As it turns out, Paul ran quite a scam, too. For weeks, it’s appeared that the British cad was spying for king and country, just as Hogarth asked. But instead, he’s been feeding info to Darrow on Hogarth and the Site X spies in exchange for U.S. citizenship. And, apparently, Nora has been lying to Jim about them being the only Soviet spies on the Hill. After a sleep over, he finds her spy notes under the bed and she confesses there is a third spook lurking about. Jim seems to think that lets him off the hook for further skullduggery. If he’d known that tidbit last week, he surely wouldn’t have allowed Nora to smash in Jeannie’s skull. Or, at least, one would hope.
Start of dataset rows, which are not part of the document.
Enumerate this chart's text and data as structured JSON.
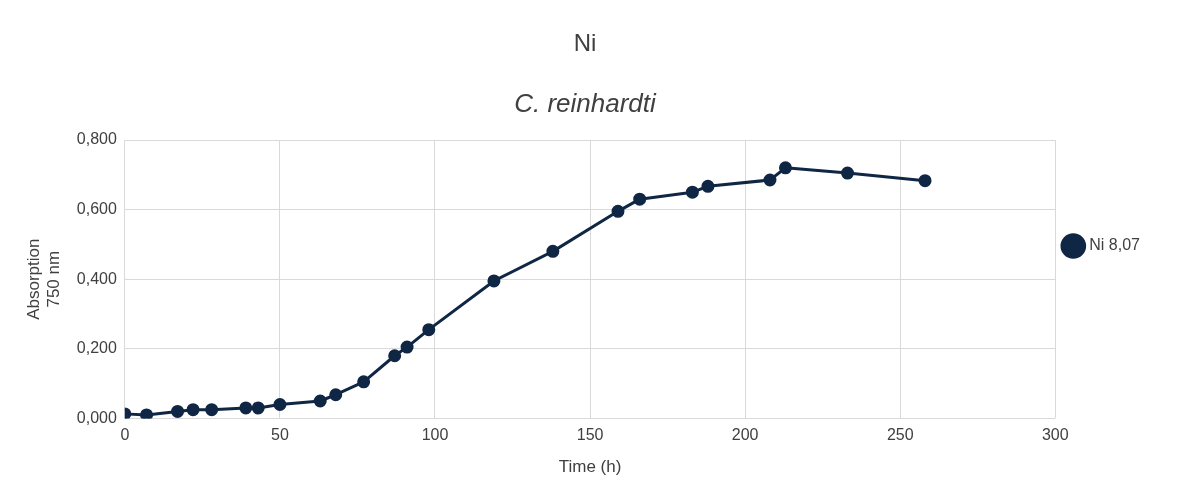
{
  "chart_data": {
    "type": "line",
    "title": "Ni",
    "subtitle": "C. reinhardti",
    "xlabel": "Time (h)",
    "ylabel": "Absorption\n750 nm",
    "series": [
      {
        "name": "Ni 8,07",
        "color": "#0f2644",
        "x": [
          0,
          7,
          17,
          22,
          28,
          39,
          43,
          50,
          63,
          68,
          77,
          87,
          91,
          98,
          119,
          138,
          159,
          166,
          183,
          188,
          208,
          213,
          233,
          258
        ],
        "values": [
          0.013,
          0.01,
          0.02,
          0.025,
          0.025,
          0.03,
          0.03,
          0.04,
          0.05,
          0.068,
          0.105,
          0.18,
          0.205,
          0.255,
          0.395,
          0.48,
          0.595,
          0.63,
          0.65,
          0.667,
          0.685,
          0.72,
          0.705,
          0.683
        ]
      }
    ],
    "xlim": [
      0,
      300
    ],
    "xticks": [
      0,
      50,
      100,
      150,
      200,
      250,
      300
    ],
    "ylim": [
      0,
      0.8
    ],
    "yticks": [
      {
        "value": 0,
        "label": "0,000"
      },
      {
        "value": 0.2,
        "label": "0,200"
      },
      {
        "value": 0.4,
        "label": "0,400"
      },
      {
        "value": 0.6,
        "label": "0,600"
      },
      {
        "value": 0.8,
        "label": "0,800"
      }
    ],
    "grid": true,
    "legend": "right",
    "marker": "circle",
    "line_style": "solid"
  }
}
In perhaps the show’s most grotesque example of a relationship sullied by secrets, Jim seems unnervingly comfortable lying to Fritz’s face about the fate of his wife, gifting his friend comic books and blandly agreeing that Jeannie was “the best.” It’s not clear if this guy is guilt-stricken or becoming hardened, and Christopher Denham continues to walk an admirably ambiguous line with his performance.
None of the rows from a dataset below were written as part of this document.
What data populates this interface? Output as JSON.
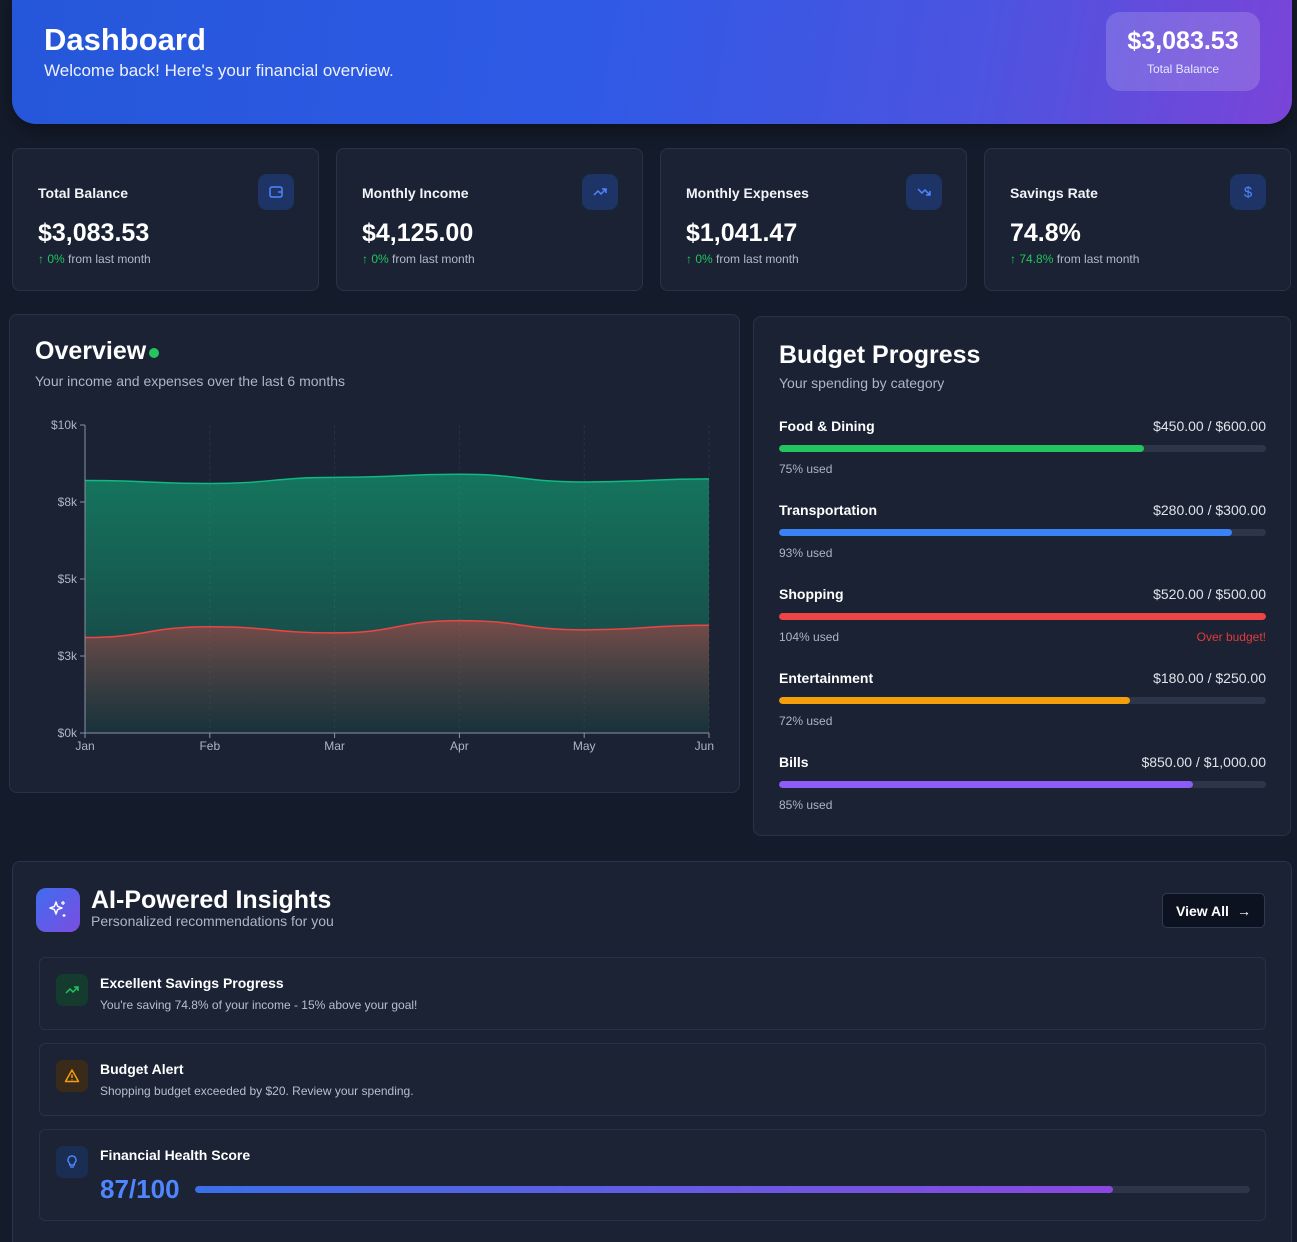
{
  "header": {
    "title": "Dashboard",
    "subtitle": "Welcome back! Here's your financial overview.",
    "balance_amount": "$3,083.53",
    "balance_label": "Total Balance"
  },
  "stats": [
    {
      "title": "Total Balance",
      "value": "$3,083.53",
      "change": "0%",
      "change_text": "from last month",
      "icon": "wallet-icon"
    },
    {
      "title": "Monthly Income",
      "value": "$4,125.00",
      "change": "0%",
      "change_text": "from last month",
      "icon": "trending-up-icon"
    },
    {
      "title": "Monthly Expenses",
      "value": "$1,041.47",
      "change": "0%",
      "change_text": "from last month",
      "icon": "trending-down-icon"
    },
    {
      "title": "Savings Rate",
      "value": "74.8%",
      "change": "74.8%",
      "change_text": "from last month",
      "icon": "dollar-icon"
    }
  ],
  "overview": {
    "title": "Overview",
    "subtitle": "Your income and expenses over the last 6 months"
  },
  "chart_data": {
    "type": "area",
    "categories": [
      "Jan",
      "Feb",
      "Mar",
      "Apr",
      "May",
      "Jun"
    ],
    "y_ticks": [
      "$0k",
      "$3k",
      "$5k",
      "$8k",
      "$10k"
    ],
    "ylim": [
      0,
      10000
    ],
    "series": [
      {
        "values": [
          8200,
          8100,
          8300,
          8400,
          8150,
          8250
        ],
        "color": "#10b981"
      },
      {
        "values": [
          3100,
          3450,
          3250,
          3650,
          3350,
          3500
        ],
        "color": "#ef4444"
      }
    ],
    "grid": true
  },
  "budget": {
    "title": "Budget Progress",
    "subtitle": "Your spending by category",
    "items": [
      {
        "name": "Food & Dining",
        "amounts": "$450.00 / $600.00",
        "used": "75% used",
        "pct": 75,
        "color": "#22c55e",
        "warning": ""
      },
      {
        "name": "Transportation",
        "amounts": "$280.00 / $300.00",
        "used": "93% used",
        "pct": 93,
        "color": "#3b82f6",
        "warning": ""
      },
      {
        "name": "Shopping",
        "amounts": "$520.00 / $500.00",
        "used": "104% used",
        "pct": 100,
        "color": "#ef4444",
        "warning": "Over budget!"
      },
      {
        "name": "Entertainment",
        "amounts": "$180.00 / $250.00",
        "used": "72% used",
        "pct": 72,
        "color": "#f59e0b",
        "warning": ""
      },
      {
        "name": "Bills",
        "amounts": "$850.00 / $1,000.00",
        "used": "85% used",
        "pct": 85,
        "color": "#8b5cf6",
        "warning": ""
      }
    ]
  },
  "insights": {
    "title": "AI-Powered Insights",
    "subtitle": "Personalized recommendations for you",
    "view_all": "View All",
    "items": [
      {
        "title": "Excellent Savings Progress",
        "desc": "You're saving 74.8% of your income - 15% above your goal!",
        "icon": "trending-up-icon"
      },
      {
        "title": "Budget Alert",
        "desc": "Shopping budget exceeded by $20. Review your spending.",
        "icon": "warning-icon"
      },
      {
        "title": "Financial Health Score",
        "score": "87/100",
        "score_pct": 87,
        "icon": "lightbulb-icon"
      }
    ]
  }
}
Finally, Abby is left to deal with Eli when Charlie refuses to. She tries to give him the benefit of the doubt and brings little Joey out to meet his grandfather at a dusty nearby restaurant. After listening to Eli outline his nutty business plan, Abby figures out Charlie was right and tries to cut her losses by writing her father-in-law a fat kiss-off check. Eli explodes, following her to the car as he outlines all of Charlie’s sins, including him having a great poker face. “If I was you,” he spits, “I wouldn’t believe anything he says.” As Manhattan‘s marvelous second season winds down, that advice likely applies to every character on the Hill.
Stray Atoms
- According to Paul, the bar on the Hill started serving a new cocktail to celebrate Hitler’s suicide: Hitler’s Brains, made of schnapps and red grenadine.
- News of Hitler’s death sends the military boys into a frenzy that includes shooting pistols in the air. Haven’t they ever seen the Mythbusters episode showing how dangerous that is?
- Helen’s new casual fling Stan seems like he could be the real thing. If she let’s him be, that is. Manhattan‘s creative team openly salivates over the stories they want to tell after the war. These two could be a fun pair in future seasons.
- The cover story for Jeannie’s death is that she wandered into a construction zone. Meanwhile, Fritz, the most fun character on the Hill, has lost his will to live. The only thing that gives him a modicum of joy is the thought of Liza doing radiation experiments on him. He even shaves off his mustache (presumably because Jeannie once said it was scratchy).